Open tgujar opened 2 months ago
I can work on this if we can confirm in this is indeed a correctly reported bug. Let me know what you think, thanks!
I worry that judging whether a query is non-deterministic may be not easy. Perhaps we can first leave this judgment to the user, only do this when the user specifies Materialized and there are multiple references.
DuckDB may have taken a similar approach.
v0.10.3-dev779 d26007417b
D with cte as (select random()) select * from cte union select * from cte;
┌────────────────────┐
│ random() │
│ double │
├────────────────────┤
│ 0.9430218460038304 │
│ 0.3114725165069103 │
└────────────────────┘
D with cte as materialized (select random()) select * from cte union select * from cte;
┌─────────────────────┐
│ random() │
│ double │
├─────────────────────┤
│ 0.13616445031948388 │
└─────────────────────┘
I think this would push the responsibility to the user to figure out what may be non-deterministic.
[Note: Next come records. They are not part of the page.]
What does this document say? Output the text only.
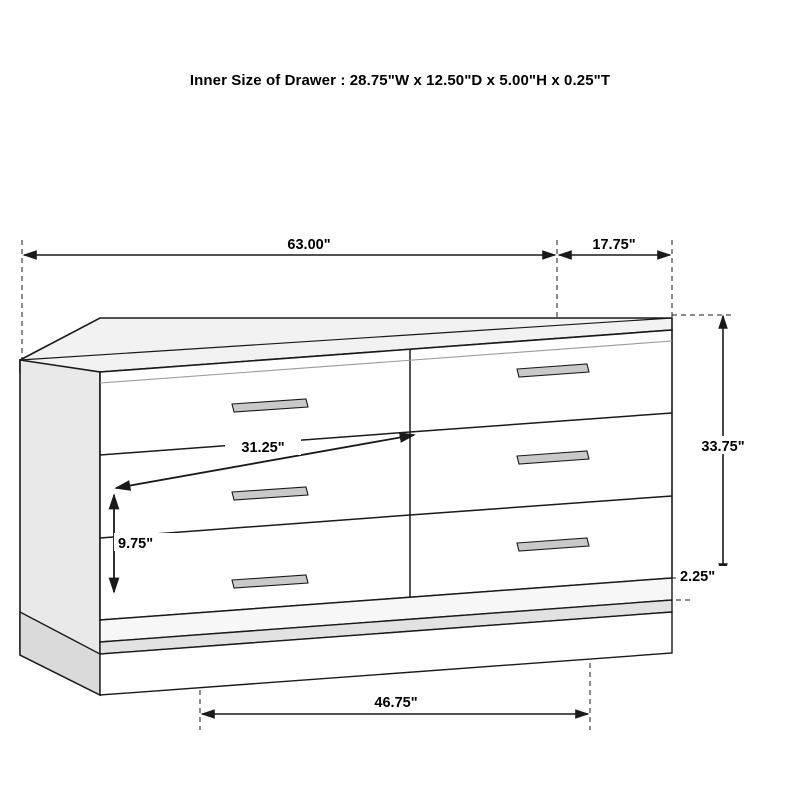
Inner Size of Drawer : 28.75"W x 12.50"D x 5.00"H x 0.25"T
63.00"	17.75"
33.75"
2.25"
46.75"
31.25"
9.75"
I am not sure if this would be a good approach
Due to parallel execution, non-deterministic behavior occurs more frequently than in traditional databases. I'm not sure if it's appropriate to disable inline CTE for all non-deterministic queries, as inline has advantages in some scenarios.
Additionally, I believe that detecting non-deterministic behavior is more difficult than in traditional databases, as it is affected by whether the input is multi-partitioned, the configuration of target_partitions, whether a Repartition node has been added, and some queries, like MIN, may be immune to unordered execution, etc.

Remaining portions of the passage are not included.